Salonumdan daha çok karavanda duruyorum. Ben sete girdiğim an tüm maskelerinden arınmış, tamamen çıplak, samimi ve özgür olmak taraftarıyım. Çünkü kamera arkasındaki enerjin kamera önüne de yansıyor. Daha doğrusu bende öyle oluyor. Her setimde olduğu gibi Poyraz Karayel de çok huzurlu ve samimi. Dost meclisinde sahneyle ilgili beyin fırtınası yapıyor, yorgunluğumuzu şarkılar, sohbetler eşliğinde atıyoruz. Böyle bir ekiple çalıştığım için kendimi şanslı hissediyorum.
‘GASTRONOMİ EĞİTİMİ İLE HER ŞEYİ YİYORUM’
- Çocukken başladınız oyunculuğa, nasıl gelişti?

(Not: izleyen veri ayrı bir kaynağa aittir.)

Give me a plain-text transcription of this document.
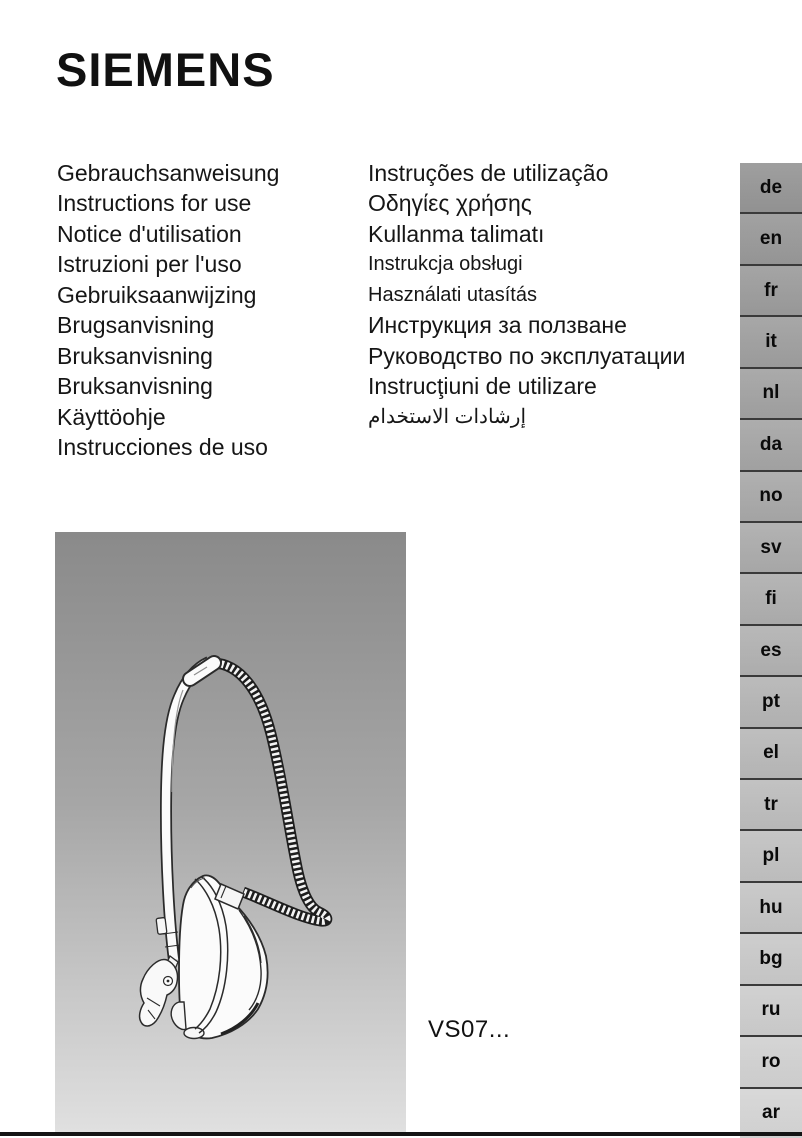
SIEMENS
Gebrauchsanweisung
Instructions for use
Notice d'utilisation
Istruzioni per l'uso
Gebruiksaanwijzing
Brugsanvisning
Bruksanvisning
Bruksanvisning
Käyttöohje
Instrucciones de uso
Instruções de utilização
Οδηγίες χρήσης
Kullanma talimatı
Instrukcja obsługi
Használati utasítás
Инструкция за ползване
Руководство по эксплуатации
Instrucţiuni de utilizare
إرشادات الاستخدام
de
en
fr
it
nl
da
no
sv
fi
es
pt
el
tr
pl
hu
bg
ru
ro
ar
VS07...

Çok bilinçli seçimler yapamayacak yaşlardaydım ilk girdiğimde bu ortama. Ailem bu meslekte olduğu için beni de götürmüşler dört yaşındayken bir sete. Okuma yazma bilmiyordum, replikleri ezberliyordum. Ne zaman bilincimin oturduğu, yaptığım şeylerin anlamını kavradığım yaşlara geldim, o zaman altında yatan hazzı almaya başladım. Aşık oldum oyunculuğa. Artık tüm benliğimle keyfini çıkarıyorum bu mesleğin.
- Motivasyonunuz nedir?
Motivasyonum için bir gülücük, bir teşekkürler ya da derin bir bakış yetiyor çoğu zaman. Güneşin doğuşuna, ayın çıkışına, çiçeğin açışına, beynin işleyişine hayranlık duyuyorum.

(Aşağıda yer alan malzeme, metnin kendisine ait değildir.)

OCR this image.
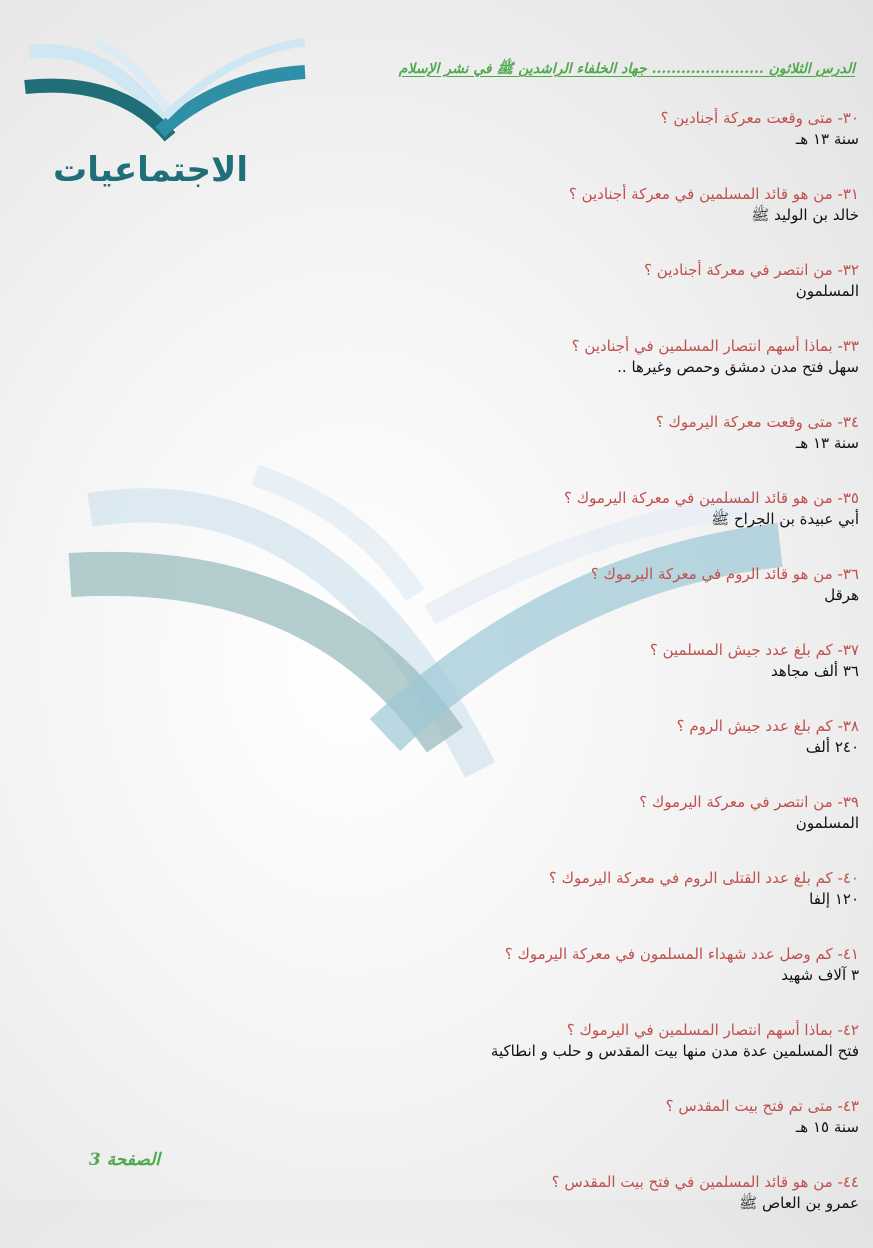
الاجتماعيات
الدرس الثلاثون ....................... جهاد الخلفاء الراشدين ﷺ في نشر الإسلام
٣٠- متى وقعت معركة أجنادين ؟
سنة ١٣ هـ
٣١- من هو قائد المسلمين في معركة أجنادين ؟
خالد بن الوليد ﷺ
٣٢- من انتصر في معركة أجنادين ؟
المسلمون
٣٣- بماذا أسهم انتصار المسلمين في أجنادين ؟
سهل فتح مدن دمشق وحمص وغيرها ..
٣٤- متى وقعت معركة اليرموك ؟
سنة ١٣ هـ
٣٥- من هو قائد المسلمين في معركة اليرموك ؟
أبي عبيدة بن الجراح ﷺ
٣٦- من هو قائد الروم في معركة اليرموك ؟
هرقل
٣٧- كم بلغ عدد جيش المسلمين ؟
٣٦ ألف مجاهد
٣٨- كم بلغ عدد جيش الروم ؟
٢٤٠ ألف
٣٩- من انتصر في معركة اليرموك ؟
المسلمون
٤٠- كم بلغ عدد القتلى الروم في معركة اليرموك ؟
١٢٠ إلفا
٤١- كم وصل عدد شهداء المسلمون في معركة اليرموك ؟
٣ آلاف شهيد
٤٢- بماذا أسهم انتصار المسلمين في اليرموك ؟
فتح المسلمين عدة مدن منها بيت المقدس و حلب و انطاكية
٤٣- متى تم فتح بيت المقدس ؟
سنة ١٥ هـ
٤٤- من هو قائد المسلمين في فتح بيت المقدس ؟
عمرو بن العاص ﷺ
الصفحة 3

- Boş vakitlerinizde ne yapıyorsunuz?
Seyahat etmeyi seviyorum. Farklı tatlar keşfediyoru. Lezzet hayatımda zirve yapmış durumda. Gurme tatiller yaratıyorum.
- Hangi yemeğe asla karşı koyamazsınız?
Gastronomi eğitimi alırken her şeyin tadını bileceksiniz, severek yemek zorunda değilsiniz demişti şefimiz. Ben ciğerin tadını hatırlamıyordum ve görmeye bile tahammül edemezdim. Sonra onu da yedim ve artık yemem dediğim hiçbir şey yok. Deniz mahsullerini çok severim.